È bene sottolineare che sulla carta la nuova identità visiva non nega la storia dell’azienda, anzi ricerca un legame con il passato. Ma lo fa in maniera banale, rivisitando appunto un vecchio logo e ricorrendo a font dal gusto vintage. Il problema è che lo stile finale è ormai ampiamente abusato: in assenza di elementi identitari, la resa risulta a dir poco scialba. Le nuove etichette di Anchor sembrano “fake vintage”: restituiscono una sensazione di finto e artificioso, soprattutto se confrontate con le vecchie che invece apparivano autenticamente old style. Ed è proprio questo che i consumatori rinfacciano al birrificio californiano, cioè di aver abbandonato il suo tratto iconico e molto personale a vantaggio di un’insignificante immagine stile Ikea. Il paragone è calzante e molto triste.
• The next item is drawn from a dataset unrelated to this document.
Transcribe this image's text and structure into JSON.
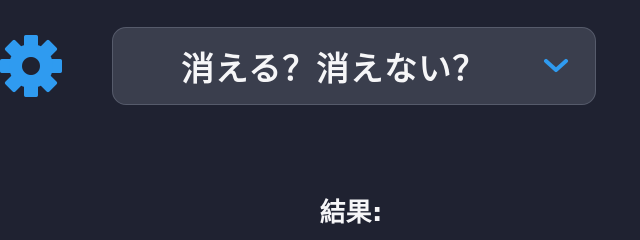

Nei giorni successivi al lancio della nuova identità visiva, Anchor ha voluto rilasciare alcune dichiarazioni a difesa della propria scelta. In particolare ha affermato che:
Dopo anni di lotte per invertire la rotta del consumo di birra, ci siamo trovati di fronte a una scelta molto impegnativa: prendere una decisione drastica per preservare le nostre ricette e la nostra eredità o permettere che Anchor venisse dimenticata. La nostra storia è alla base della nostra azienda, ma andrà persa se nessuno ci vede.
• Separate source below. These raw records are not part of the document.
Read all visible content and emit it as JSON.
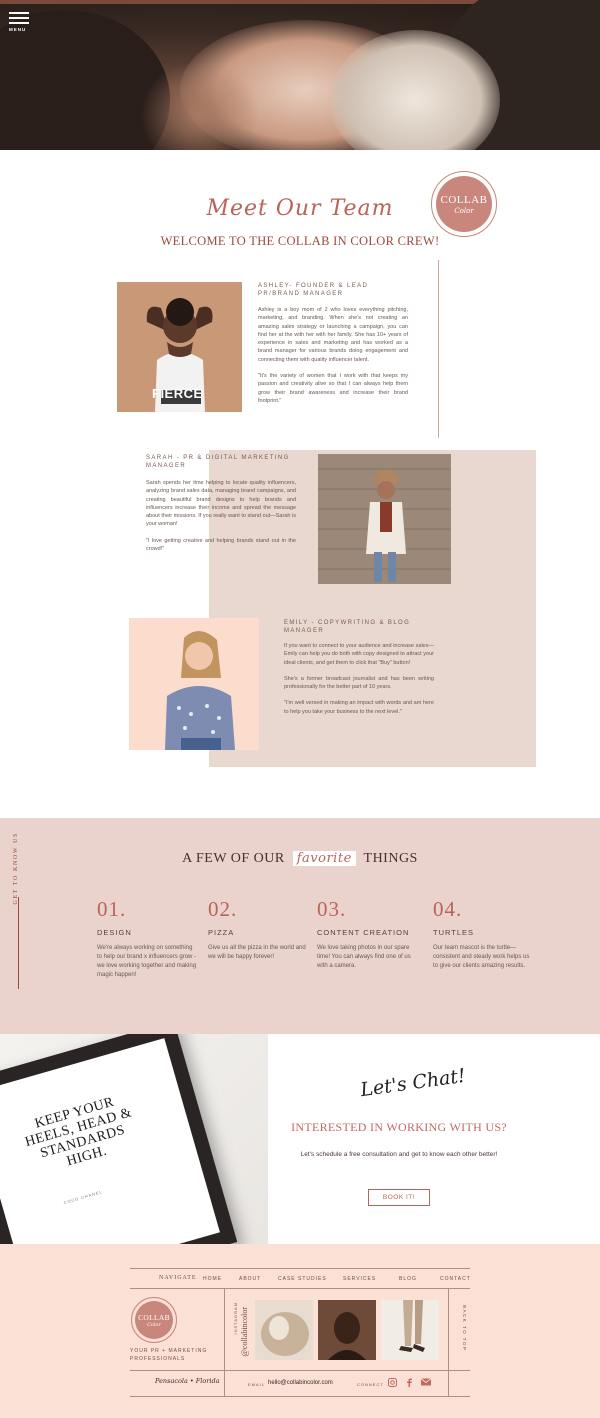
{
  "header": {
    "menu_label": "MENU"
  },
  "team_section": {
    "script_title": "Meet Our Team",
    "welcome": "WELCOME TO THE COLLAB IN COLOR CREW!",
    "badge": {
      "line1": "COLLAB",
      "line2": "Color"
    },
    "members": [
      {
        "title": "ASHLEY- FOUNDER & LEAD PR/BRAND MANAGER",
        "paragraphs": [
          "Ashley is a boy mom of 2 who loves everything pitching, marketing, and branding. When she's not creating an amazing sales strategy or launching a campaign, you can find her at the with her with her family. She has 10+ years of experience in sales and marketing and has worked as a brand manager for various brands doing engagement and connecting them with quality influencer talent.",
          "\"It's the variety of women that I work with that keeps my passion and creativity alive so that I can always help them grow their brand awareness and increase their brand footprint.\""
        ],
        "shirt_text": "FIERCE"
      },
      {
        "title": "SARAH - PR & DIGITAL MARKETING MANAGER",
        "paragraphs": [
          "Sarah spends her time helping to locate quality influencers, analyzing brand sales data, managing brand campaigns, and creating beautiful brand designs to help brands and influencers increase their income and spread the message about their missions. If you really want to stand out—Sarah is your woman!",
          "\"I love getting creative and helping brands stand out in the crowd!\""
        ]
      },
      {
        "title": "EMILY - COPYWRITING & BLOG MANAGER",
        "paragraphs": [
          "If you want to connect to your audience and increase sales—Emily can help you do both with copy designed to attract your ideal clients, and get them to click that \"Buy\" button!",
          "She's a former broadcast journalist and has been writing professionally for the better part of 10 years.",
          "\"I'm well versed in making an impact with words and am here to help you take your business to the next level.\""
        ]
      }
    ]
  },
  "favorites": {
    "side_label": "GET TO KNOW US",
    "heading_before": "A FEW OF OUR",
    "heading_script": "favorite",
    "heading_after": "THINGS",
    "items": [
      {
        "num": "01.",
        "title": "DESIGN",
        "text": "We're always working on something to help our brand x influencers grow - we love working together and making magic happen!"
      },
      {
        "num": "02.",
        "title": "PIZZA",
        "text": "Give us all the pizza in the world and we will be happy forever!"
      },
      {
        "num": "03.",
        "title": "CONTENT CREATION",
        "text": "We love taking photos in our spare time! You can always find one of us with a camera."
      },
      {
        "num": "04.",
        "title": "TURTLES",
        "text": "Our team mascot is the turtle—consistent and steady work helps us to give our clients amazing results."
      }
    ]
  },
  "chat": {
    "poster_quote": "KEEP YOUR HEELS, HEAD & STANDARDS HIGH.",
    "poster_credit": "COCO CHANEL",
    "script": "Let's Chat!",
    "heading": "INTERESTED IN WORKING WITH US?",
    "text": "Let's schedule a free consultation and get to know each other better!",
    "button": "BOOK IT!"
  },
  "footer": {
    "navigate_label": "NAVIGATE",
    "nav": [
      "HOME",
      "ABOUT",
      "CASE STUDIES",
      "SERVICES",
      "BLOG",
      "CONTACT"
    ],
    "badge": {
      "line1": "COLLAB",
      "line2": "Color"
    },
    "tagline": "YOUR PR + MARKETING PROFESSIONALS",
    "instagram_label": "INSTAGRAM",
    "instagram_handle": "@collabincolor",
    "back_to_top": "BACK TO TOP",
    "location": "Pensacola • Florida",
    "email_label": "EMAIL",
    "email": "hello@collabincolor.com",
    "connect_label": "CONNECT",
    "social_icons": [
      "instagram-icon",
      "facebook-icon",
      "mail-icon"
    ]
  },
  "colors": {
    "accent": "#b8645a",
    "heading": "#9b4a3d",
    "panel_beige": "#e9d8cf",
    "section_pink": "#ead3cd",
    "footer_bg": "#fbe0d6"
  }
}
La sensazione però è che sia la stessa nuova grafica a rinnegare la storia dell’azienda, peraltro in una maniera incredibilmente evidente e pacchiana. Com’è stato possibile dunque arrivare a una situazione del genere? Forse per trovare una risposta bisogna tornare indietro all’estate del 2017, quando Anchor fu acquistata dal colosso giapponese Sapporo. È allora fin troppo facile trovare in questo evento la radice di un restyling che oggi sembra totalmente indifferente ai valori fondanti dell’azienda e alla sua storia più autentica. La spersonalizzazione del marchio non sarebbe altro che la conseguenza della vendita a una multinazionale distante dalle origini di Anchor e da ciò che ha rappresentato per tutti i bevitori di birra artigianale.
Ma a nostro parere c’è di più. Dietro la nuova scelta grafica c’è probabilmente la necessità di assecondare i nuovi mezzi di comunicazione, in particolare Instagram e tutti i social che puntano alle immagini. Immagini che stanno assumendo, ancor più che in passato, un ruolo dominante in termini di marketing. Le vecchie etichette di Anchor, seppur bellissime, erano forse poche adatte a certi strumenti: le illustrazioni piene di dettagli e molto diverse da prodotto a prodotto probabilmente risultavano poco “visibili” per il tipo di interazione promossa da Instagram e simili. Da questo punto di vista non c’è partita con la nuova identità visiva, ma il limite è proprio questo: per assecondare le nuove regole del mercato, si è cercato uno stile troppo funzionale e poco emozionante, con i risultati che tutti possiamo (non) apprezzare.
Nel pasticcio di Anchor probabilmente convivono i due fattori. Da una parte la perdita di identità conseguente a quella dell’indipendenza, con la multinazionale controllante poco sensibile ai valori più profondi dell’azienda. Dall’altra una ricerca spasmodica e strumentale di un look capace di risultare efficace sui social, ma che in realtà risulta controproducente perché nega l’identità del marchio. Sono entrambi fenomeni che in questo momento caratterizzano l’ambiente internazionale della birra artigianale e che rappresentano problemi non certo secondari.